Mikaela had never had any use for the odds; they only held her back from doing what she wanted.

And the odds apparently had no hold over her.

He'd cried himself to sleep the two nights before her flawless victory. She had never feared, in all the time he'd watched. She never cried or despaired, because back home her weak, worrying brother did for her the only thing he'd ever been good for so she didn't have to. He'd cried out all the tears he had in him, so by the time the final night came and Mikaela was still standing, he'd had nothing left to give emotionally. He'd wondered, if she'd actually died, if he would have been able to feel anything anymore, or if he'd spent it all frozen with fear already. If he had spent all his grieving prematurely, and would have already accepted her death once it came.

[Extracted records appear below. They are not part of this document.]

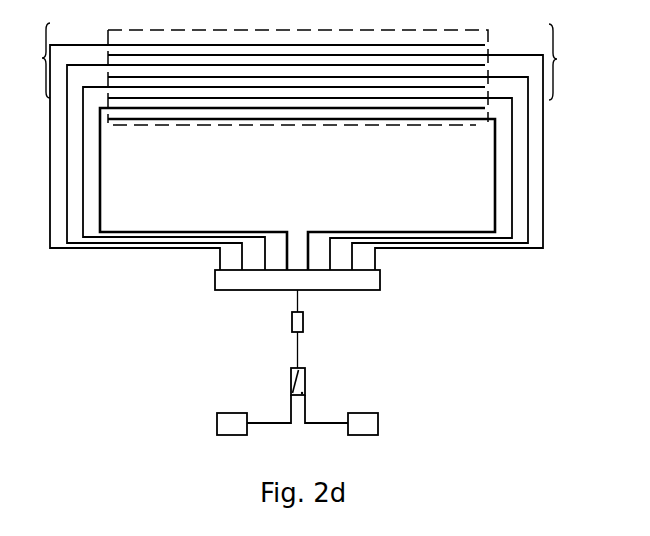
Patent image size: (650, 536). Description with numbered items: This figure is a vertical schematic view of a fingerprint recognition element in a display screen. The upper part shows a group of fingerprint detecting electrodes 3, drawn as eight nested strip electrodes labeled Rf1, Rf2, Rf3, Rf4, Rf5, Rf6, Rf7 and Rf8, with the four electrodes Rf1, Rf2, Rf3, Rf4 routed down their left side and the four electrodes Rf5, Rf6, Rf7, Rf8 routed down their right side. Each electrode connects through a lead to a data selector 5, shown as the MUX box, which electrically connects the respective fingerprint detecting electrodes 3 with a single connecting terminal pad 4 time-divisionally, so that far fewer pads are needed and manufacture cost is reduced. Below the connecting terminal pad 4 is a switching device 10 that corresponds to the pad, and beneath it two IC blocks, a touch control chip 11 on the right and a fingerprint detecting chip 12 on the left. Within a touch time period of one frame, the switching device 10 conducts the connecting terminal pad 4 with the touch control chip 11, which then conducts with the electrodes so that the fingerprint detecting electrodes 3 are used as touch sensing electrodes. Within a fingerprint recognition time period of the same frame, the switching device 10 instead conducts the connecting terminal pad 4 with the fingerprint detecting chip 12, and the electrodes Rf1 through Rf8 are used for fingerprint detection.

The sensing electrode line 1 Rf1 is at (111, 44).
The sensing electrode line 2 Rf2 is at (111, 65).
The sensing electrode line 3 Rf3 is at (111, 87).
The sensing electrode line 4 Rf4 is at (108, 108).
The sensing electrode line 5 Rf5 is at (485, 53).
The sensing electrode line 6 Rf6 is at (484, 75).
The sensing electrode line 7 Rf7 is at (484, 96).
The sensing electrode line 8 Rf8 is at (482, 118).
The fingerprint detecting electrode 3 is at (299, 61).
The data selector 5 is at (380, 277).
The connecting terminal pad 4 is at (303, 327).
The switching device 10 is at (305, 381).
The touch control chip 11 is at (378, 423).
The fingerprint detecting chip 12 is at (217, 423).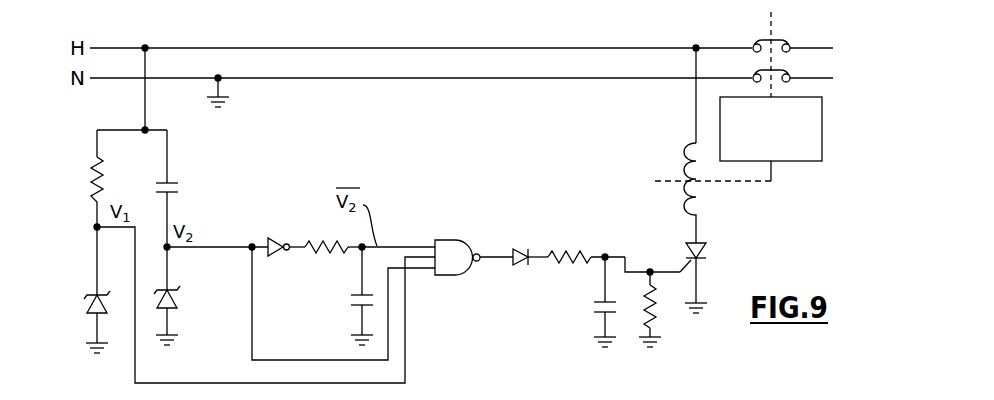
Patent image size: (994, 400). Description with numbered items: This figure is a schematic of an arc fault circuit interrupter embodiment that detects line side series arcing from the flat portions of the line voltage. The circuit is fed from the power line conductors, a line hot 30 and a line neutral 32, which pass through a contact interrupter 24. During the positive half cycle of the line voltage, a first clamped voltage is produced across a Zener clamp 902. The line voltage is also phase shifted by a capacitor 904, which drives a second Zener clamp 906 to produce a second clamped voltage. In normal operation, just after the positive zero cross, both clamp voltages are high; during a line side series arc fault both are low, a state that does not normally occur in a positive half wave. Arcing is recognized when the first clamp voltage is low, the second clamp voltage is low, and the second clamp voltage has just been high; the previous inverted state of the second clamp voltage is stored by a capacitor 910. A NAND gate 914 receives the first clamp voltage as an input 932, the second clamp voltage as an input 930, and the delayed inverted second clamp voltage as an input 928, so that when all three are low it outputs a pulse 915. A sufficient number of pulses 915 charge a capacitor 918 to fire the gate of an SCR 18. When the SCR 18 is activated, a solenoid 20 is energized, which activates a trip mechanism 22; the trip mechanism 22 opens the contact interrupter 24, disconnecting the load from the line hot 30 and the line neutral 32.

The line hot 30 is at (365, 47).
The line neutral 32 is at (380, 79).
The contact interrupter 24 is at (776, 40).
The trip mechanism 22 is at (823, 127).
The solenoid 20 is at (690, 161).
The SCR 18 is at (705, 250).
The Zener clamp 902 is at (97, 295).
The capacitor 904 is at (178, 183).
The Zener clamp 906 is at (178, 298).
The capacitor 910 is at (355, 305).
The input 928 is at (403, 247).
The input 930 is at (397, 268).
The input 932 is at (405, 323).
The NAND gate 914 is at (486, 262).
The pulse 915 is at (503, 256).
The capacitor 918 is at (616, 318).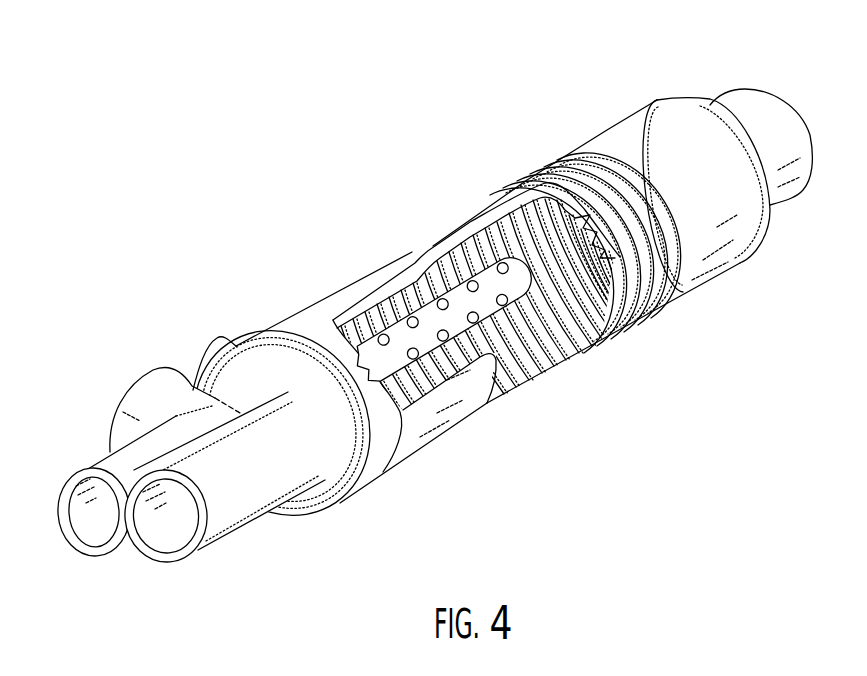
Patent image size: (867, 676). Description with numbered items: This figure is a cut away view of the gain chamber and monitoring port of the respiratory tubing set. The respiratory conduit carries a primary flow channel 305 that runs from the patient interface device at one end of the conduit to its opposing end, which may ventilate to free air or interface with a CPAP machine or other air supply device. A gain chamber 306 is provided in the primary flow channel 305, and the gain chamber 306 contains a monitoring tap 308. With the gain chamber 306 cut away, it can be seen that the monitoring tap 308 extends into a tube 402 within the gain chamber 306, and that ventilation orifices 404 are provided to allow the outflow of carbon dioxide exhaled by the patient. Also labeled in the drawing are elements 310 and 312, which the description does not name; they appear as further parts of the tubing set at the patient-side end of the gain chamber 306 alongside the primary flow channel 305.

The primary flow channel 305 is at (212, 532).
The gain chamber 306 is at (677, 290).
The monitoring tap 308 is at (197, 346).
The inner tube 310 is at (74, 478).
The jacket flap 312 is at (127, 403).
The tube 402 is at (351, 289).
The ventilation orifices 404 is at (390, 290).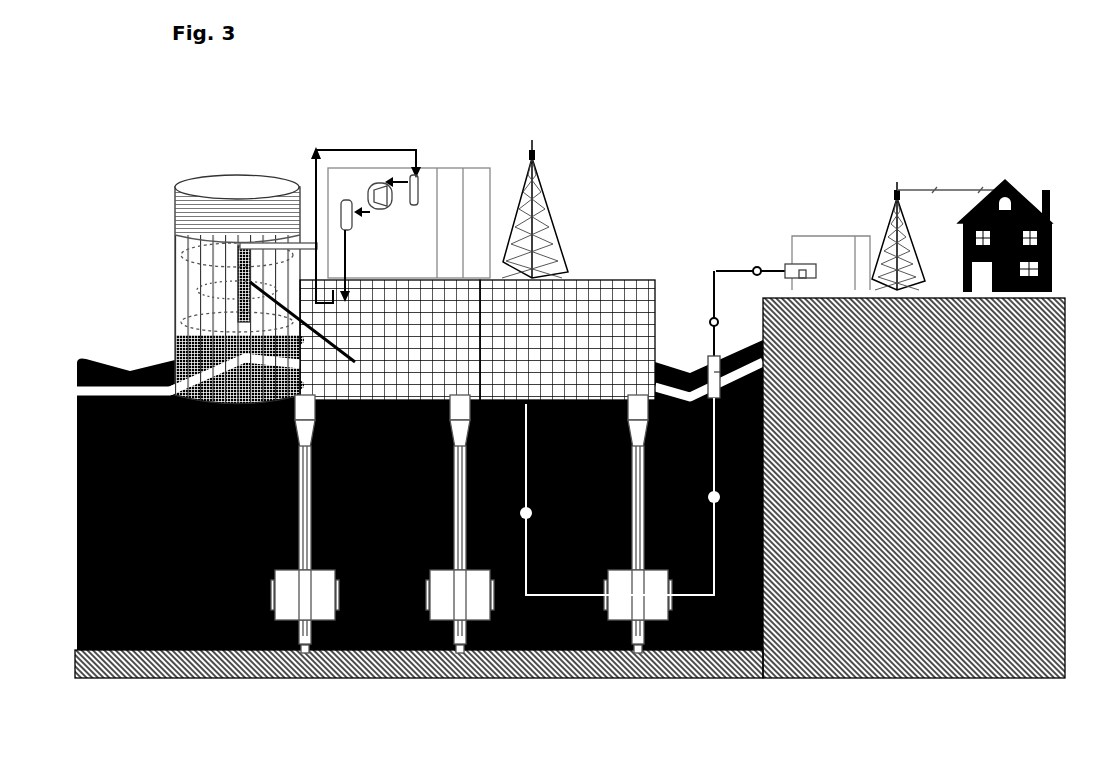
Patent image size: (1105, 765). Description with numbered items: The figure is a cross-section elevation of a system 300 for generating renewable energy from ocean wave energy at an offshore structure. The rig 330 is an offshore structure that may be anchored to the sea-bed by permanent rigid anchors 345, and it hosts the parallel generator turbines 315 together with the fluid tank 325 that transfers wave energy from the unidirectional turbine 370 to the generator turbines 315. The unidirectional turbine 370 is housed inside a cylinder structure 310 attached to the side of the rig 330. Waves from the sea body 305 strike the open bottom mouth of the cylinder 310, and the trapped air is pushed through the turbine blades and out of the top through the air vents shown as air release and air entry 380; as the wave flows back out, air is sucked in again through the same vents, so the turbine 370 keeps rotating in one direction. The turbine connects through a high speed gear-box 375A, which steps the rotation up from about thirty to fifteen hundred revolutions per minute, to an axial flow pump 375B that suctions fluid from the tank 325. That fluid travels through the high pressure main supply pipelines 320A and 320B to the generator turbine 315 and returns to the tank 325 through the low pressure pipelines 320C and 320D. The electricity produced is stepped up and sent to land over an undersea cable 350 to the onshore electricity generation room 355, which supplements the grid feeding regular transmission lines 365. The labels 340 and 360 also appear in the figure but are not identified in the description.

The system 300 is at (956, 44).
The sea body 305 is at (420, 492).
The cylinder structure 310 is at (237, 291).
The generator turbines 315 is at (369, 196).
The high pressure main supply pipeline 320A is at (397, 148).
The high pressure main supply pipeline 320B is at (419, 193).
The low pressure pipeline 320C is at (357, 226).
The low pressure pipeline 320D is at (348, 256).
The fluid tank 325 is at (390, 340).
The rig 330 is at (567, 340).
The transmission tower 340 is at (563, 200).
The permanent rigid anchors 345 is at (316, 470).
The undersea cable 350 is at (713, 435).
The onshore electricity generation room 355 is at (818, 250).
The earth region 360 is at (914, 488).
The regular transmission lines 365 is at (974, 227).
The unidirectional turbine 370 is at (219, 303).
The high speed gear-box 375A is at (346, 338).
The axial flow pump 375B is at (226, 262).
The air release / air entry 380 is at (188, 210).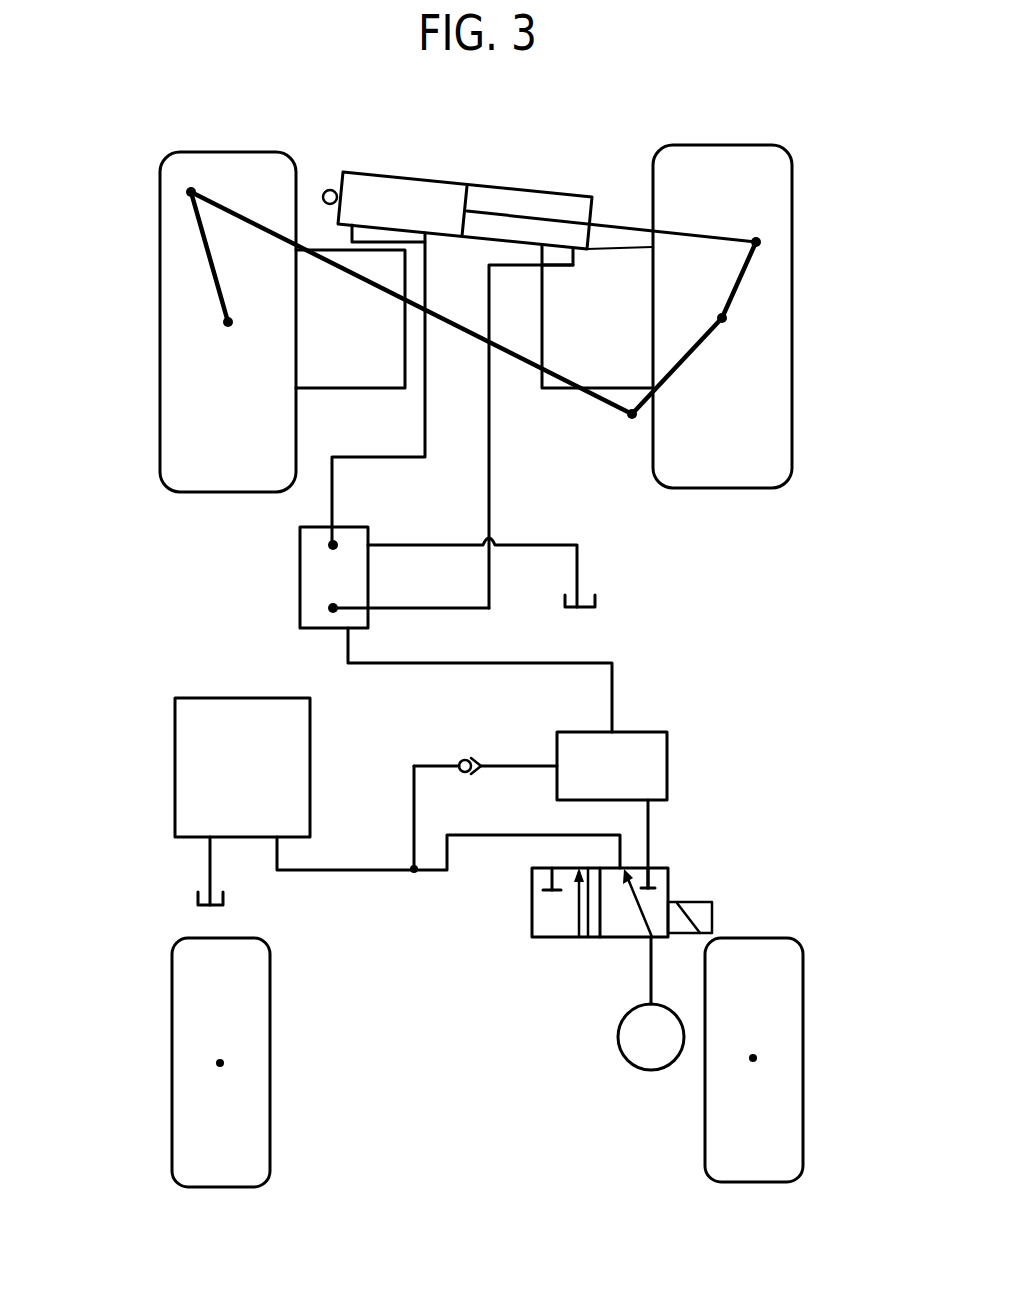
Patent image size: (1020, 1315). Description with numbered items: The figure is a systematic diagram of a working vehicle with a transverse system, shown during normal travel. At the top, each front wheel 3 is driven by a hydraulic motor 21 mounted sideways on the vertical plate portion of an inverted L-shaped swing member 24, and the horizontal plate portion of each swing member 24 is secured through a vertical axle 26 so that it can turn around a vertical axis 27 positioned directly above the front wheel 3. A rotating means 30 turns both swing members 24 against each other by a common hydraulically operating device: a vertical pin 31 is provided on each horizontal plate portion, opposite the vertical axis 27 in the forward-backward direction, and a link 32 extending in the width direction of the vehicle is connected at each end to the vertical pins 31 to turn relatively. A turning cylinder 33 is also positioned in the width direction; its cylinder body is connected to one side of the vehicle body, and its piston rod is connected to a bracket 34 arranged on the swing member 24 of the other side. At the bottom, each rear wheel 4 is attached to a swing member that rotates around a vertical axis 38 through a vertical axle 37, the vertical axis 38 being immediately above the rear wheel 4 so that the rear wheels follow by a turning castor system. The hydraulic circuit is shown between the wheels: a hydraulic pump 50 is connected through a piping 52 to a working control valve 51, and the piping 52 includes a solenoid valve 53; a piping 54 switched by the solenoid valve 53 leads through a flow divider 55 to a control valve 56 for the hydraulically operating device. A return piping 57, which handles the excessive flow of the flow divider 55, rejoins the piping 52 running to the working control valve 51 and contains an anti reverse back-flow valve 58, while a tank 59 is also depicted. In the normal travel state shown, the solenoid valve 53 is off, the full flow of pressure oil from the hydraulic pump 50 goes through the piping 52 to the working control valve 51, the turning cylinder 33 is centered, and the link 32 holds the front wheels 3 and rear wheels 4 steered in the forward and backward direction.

The front wheel 3 is at (198, 440).
The rear wheel 4 is at (198, 1117).
The hydraulic motor 21 is at (318, 362).
The swing member 24 is at (207, 255).
The vertical axle 26 is at (470, 314).
The vertical axis 27 is at (228, 322).
The rotating means 30 is at (470, 312).
The vertical pin 31 is at (192, 192).
The link 32 is at (450, 327).
The turning cylinder 33 is at (432, 172).
The bracket 34 is at (752, 266).
The vertical axle 37 is at (568, 1049).
The vertical axis 38 is at (220, 1063).
The hydraulic pump 50 is at (648, 1035).
The working control valve 51 is at (208, 762).
The piping 52 is at (437, 872).
The solenoid valve 53 is at (672, 878).
The piping 54 is at (613, 668).
The flow divider 55 is at (668, 762).
The control valve for hydraulically operating device 56 is at (300, 578).
The return piping 57 is at (408, 815).
The anti reverse back-flow valve 58 is at (457, 760).
The tank 59 is at (598, 602).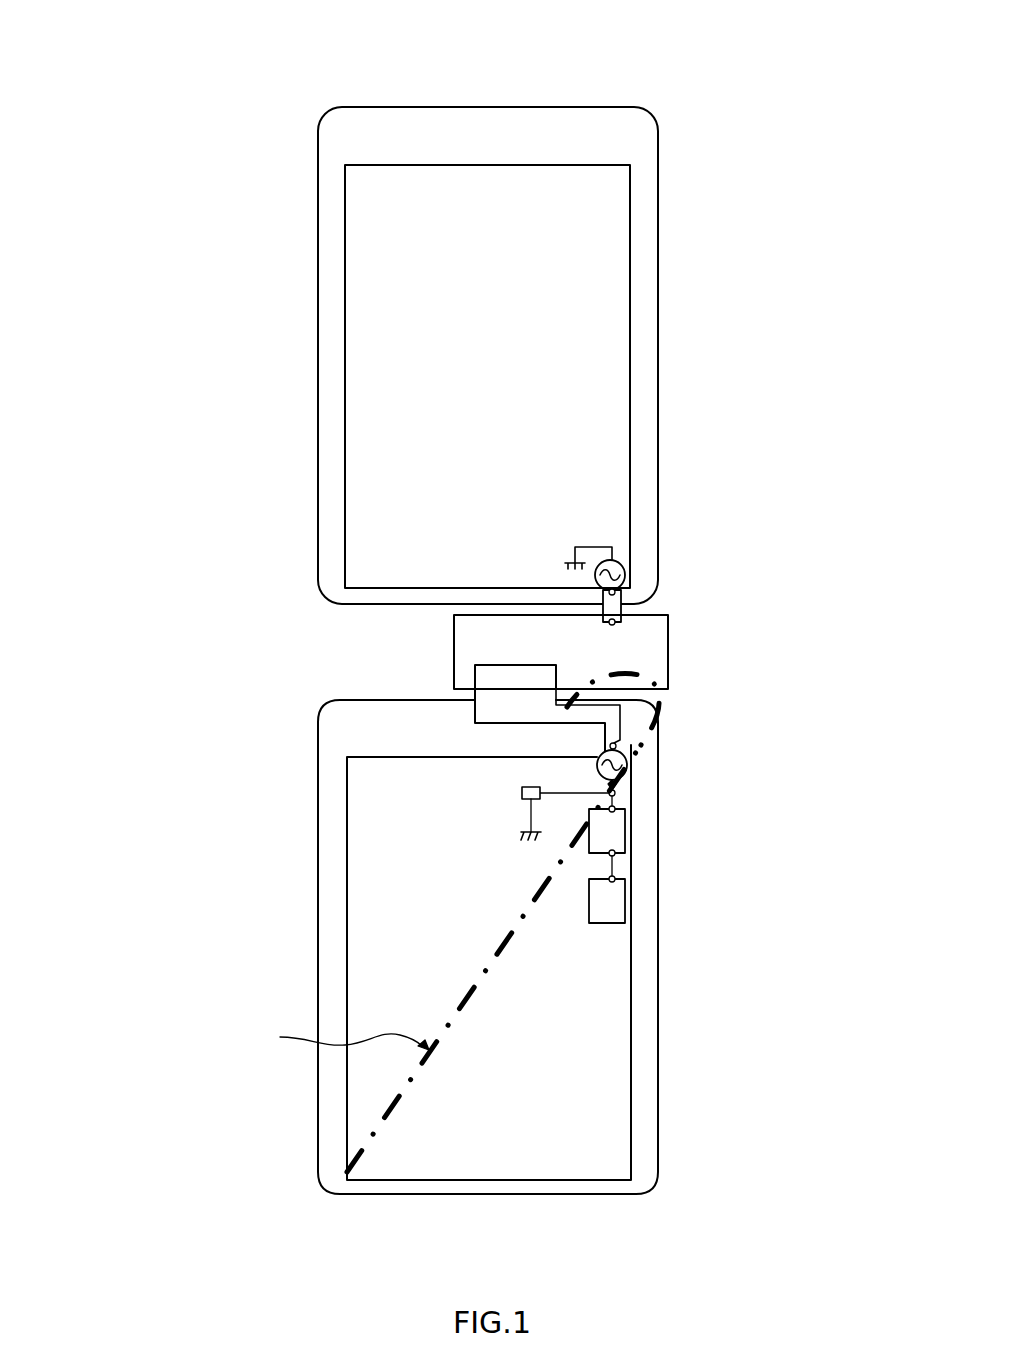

But it did not come, and he'd watched the fireworks alone in his comfortable room on his large screen completely numb. Siran had felt so hollow inside, as though he'd been so little of his own person that the idea of losing his sister had drained every paltry flicker of personhood from him that had ever been.

Mikaela went on with her life, after the games. She came back to her family, with a peck on the cheek for mother and a hug for father. She'd stood over Siran and given him that weak little smile she always did when she got him into trouble, or when she hurt him. And then she'd moved on, a celebrity in her own right with her own influences. And Siran had remained Siran, son of the actor, Siran, son of the Chief Risk Officer of Bank of Arcadia. Only now he was also Siran, brother of a Champion.

That was when the nightmares began.

He'd seen that arena in his mind more nights than he could count. It never became an old friend, but rather, the familiarity of the bogeyman made it worse.

When his name was selected, Siran finally understood.